Wednesday, November 08, 2006
Hors-d'oeuvres from Hell
Well, not really from Hell, but it makes a nice title, don't ya think?
Actually, it was more like I was in hell, or rather my feet were. Damned plantar crap is popping up again. It was so bad this weekend, that I put my feet in the pool as soon as I got home...in the 40-degree pool. Hey--I figured they were inflammed, and cold sometimes takes out inflammation, and it was easier than making an ice foot bath. I lasted all of 2 minutes. Polar bear girl I am not. And, it came back with a new development--shooting heel pain in my right heel. Loverly.
Back to the food, because that's what we're all here for, anyway. Monday's Pantry class was all about (mostly) cold hors-d'oeuvres and appetizers, and what the difference between an app and a hors-d'oeuvre (which is hands down the hardest word on the planet to spell consistently...even worse that the fear of the number 13...that triske--whatever.) According to our text, the translation from the French is "outside the meal," because hors-d'oeuvres are literally served before you sit down for the meal. If it's part of the meal, then it's an appetizer and is usually a bit larger portion than the 1-2 bite hors-doeuvre. Both serve basically the same function--to perk up your appetite for the meal to come.
Here's our menu:
Blue Cheese Mousse piped into Belgian Endive leaves
Clam Fritters with cocktail sauce
Curried Onion Relish
Red Pepper Mousse
Salsa Fresca/Salsa Verde
Spiced Mango Chutney
Wild Mushroom and Goat Cheese Strudel with Madeira sauce
The strudel was the best thing we did. The sauce was out of this world, and I could have just drank it...which, at one point, several of my classmates and I were doing. It was like "want a little strudel with your sauce?"

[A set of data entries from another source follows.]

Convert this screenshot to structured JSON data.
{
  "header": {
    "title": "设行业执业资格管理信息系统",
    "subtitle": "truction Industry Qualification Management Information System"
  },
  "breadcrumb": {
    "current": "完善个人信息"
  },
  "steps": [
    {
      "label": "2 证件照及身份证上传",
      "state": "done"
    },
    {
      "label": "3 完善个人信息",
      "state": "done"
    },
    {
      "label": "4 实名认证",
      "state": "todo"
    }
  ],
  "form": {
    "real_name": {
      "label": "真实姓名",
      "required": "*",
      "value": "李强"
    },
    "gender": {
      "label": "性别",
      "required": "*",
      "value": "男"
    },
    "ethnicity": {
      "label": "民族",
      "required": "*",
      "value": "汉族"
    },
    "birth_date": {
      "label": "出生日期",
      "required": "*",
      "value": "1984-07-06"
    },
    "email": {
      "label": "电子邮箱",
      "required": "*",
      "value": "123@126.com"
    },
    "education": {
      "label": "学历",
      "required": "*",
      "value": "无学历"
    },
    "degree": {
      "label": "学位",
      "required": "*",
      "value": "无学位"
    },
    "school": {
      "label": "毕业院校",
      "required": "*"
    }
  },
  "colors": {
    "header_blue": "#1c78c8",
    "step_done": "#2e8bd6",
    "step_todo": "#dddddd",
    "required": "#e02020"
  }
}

The blue cheese and red pepper mousses were okay...the blue cheese one got a little salty, but it looked very good. And it was incredibly easy to do. Mousse is French for "froth" or "foam," and it should be light and smooth. We were quizzing Chef on the difference between mousse and mousseline, and the nearest definition we could come to was, for our purposes, mousseline usually involved ground/pureed meat that is cooked and chilled and then put into something else.
Blue Cheese Mousse in Endive leaves (makes 1 pound of mousse)
10 oz Blue cheese (If you don't like blue cheese, you can substitute the same amount of goat cheese...you could use herbed goat cheese as well)
6 oz Cream cheese
1 tsp Kosher salt
.25 tsp Ground black pepper
6 fl oz Heavy cream, whipped to soft peaks
Small endive leaves (or you could use toasted baguette rounds, etc.)
1. Purée blue cheese and cream cheese until very smooth. Season with S&P.
2. Fold whipped cream into the mousse until well blended, without lumps. Chill for 15 minutes or so--don't let it get too hard, because you want to put it in a piping bag.
3. Use a piping bag with a smallish tip--not too small, but not a giant one, either, or you can spoon it into a plastic bag and cut the corner off. Pipe a nice line down the endive leave, sort of squiggle it to make it look pretty. Chef Pantry says he sometimes garnishes these with a candied walnut or pecan, which would give it added flavor, texture, and color. Or, you can use it as a dip.
The key when making this type of hors-d'oeuvre is to take into account the climate of the area you are going to serve it in...i.e., not at an outdoor wedding reception in July at 95 degrees, because it would just melt and wilt and look damned ugly. (Although, anyone who has an outdoor wedding reception in the South in the summer deserves whatever might melt and wilt and look damned ugly. Then, they truly would be the hors-d'ouvres from hell. I can see having your guests wilt for the 15 minutes it should take for the ceremony in the lovely botanical garden or in Great Uncle Willie's hay field where you had so many memories as a child, but for the love of Pete, get the guests inside soon! And, double the amount of liquids (punch, water, tea), nay triple! the amount of liquid you plan to serve, or you'll be sorry!)
The red pepper mousse involved gelatin, which can be tricky to work with, and to be honest, it was pretty bland. It looked pretty, because the team that made it piped it onto chilled spoons, which gave it some visual interest. I think the spoonful type hors-d'ouvres are kinda neat, but I always think about the poor schmoe who will have to wash all those spoons...some poor schmoe like a culinary student who has to slave away for hours at some volunteer gig.
On today's schedule is the written part of our mid-term and some hot appetizers. From the recipes we were given, there was a lot of seafood--crab cakes, Clams Casino, Oysters Diamond Jim Brady--so, I hope we get to do all the good stuff.